16 March 2009 | The town of Ohrid in south-western Macedonia may be taken off the UNESCO World Heritage list if local authorities adopt the new urban plan.

“The adoption of this plan will be the biggest catastrophe for Ohrid,” Tanya Paskali-Buntasheska, director of the Institute and Museum in Ohrid. She told the Vest newspaper that the Institute gave recommendations for changes in the plan, which is now up for public discussion, but – although they promised, those who prepared them did not take them into consideration.

The plan, according to Paskali-Buntasheska, foresees the construction of buildings with ground levels and two floors but – due to the terrain’s rocky configuration, their planned height could create problems for Ohrid’s old town.

The Ohrid Lake and the town of Ohrid were inscribed on the UNESCO World Heritage List in 1979 and 1980 respectively.
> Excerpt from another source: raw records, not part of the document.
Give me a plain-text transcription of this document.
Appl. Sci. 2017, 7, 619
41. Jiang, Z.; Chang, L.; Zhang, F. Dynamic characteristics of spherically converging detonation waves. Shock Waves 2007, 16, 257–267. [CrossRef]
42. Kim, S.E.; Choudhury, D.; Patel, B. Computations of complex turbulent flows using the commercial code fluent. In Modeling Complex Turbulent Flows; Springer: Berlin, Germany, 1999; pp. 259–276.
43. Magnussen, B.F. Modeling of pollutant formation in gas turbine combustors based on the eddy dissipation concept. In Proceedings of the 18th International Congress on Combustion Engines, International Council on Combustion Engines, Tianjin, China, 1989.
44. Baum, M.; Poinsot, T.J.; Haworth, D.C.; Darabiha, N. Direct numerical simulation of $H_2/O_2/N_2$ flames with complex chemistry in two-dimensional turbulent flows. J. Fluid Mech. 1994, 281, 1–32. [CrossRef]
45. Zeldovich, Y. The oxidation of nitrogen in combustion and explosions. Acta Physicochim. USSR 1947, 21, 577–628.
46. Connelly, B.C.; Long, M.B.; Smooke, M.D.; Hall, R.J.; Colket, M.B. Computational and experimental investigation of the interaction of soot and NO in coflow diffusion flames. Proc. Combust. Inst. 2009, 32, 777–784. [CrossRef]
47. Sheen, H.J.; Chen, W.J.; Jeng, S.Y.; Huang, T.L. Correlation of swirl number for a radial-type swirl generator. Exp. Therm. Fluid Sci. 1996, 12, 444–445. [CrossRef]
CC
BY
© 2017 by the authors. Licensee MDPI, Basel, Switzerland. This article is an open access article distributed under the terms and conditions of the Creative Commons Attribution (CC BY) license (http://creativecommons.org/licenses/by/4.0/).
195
According to the organisation’s description, “Ohrid is one of the oldest human settlements in Europe. Built mainly between the seventh and nineteenth centuries, it has the oldest Slav monastery (St Pantelejmon) and more than 800 Byzantine-style icons dating from the eleventh to the end of the fourteenth century” – a collection of icons considered to be among the most important in the world.

The plan is up for public discussion until March 20 and all who have remarks about it could make them until then, Branko Arnaudov, head of the urban sector of the Ohrid Municipality told the publication.

He told Vest that they have met with UNESCO representatives and cultural heritage experts and are taking their remarks into account. The suggestions will be taken for the plan’s next phase, with which the old town centre will be protected. “There is no place for concern that Ohrid will be taken off [the list of] UNESCO,” Arnaudov claimed.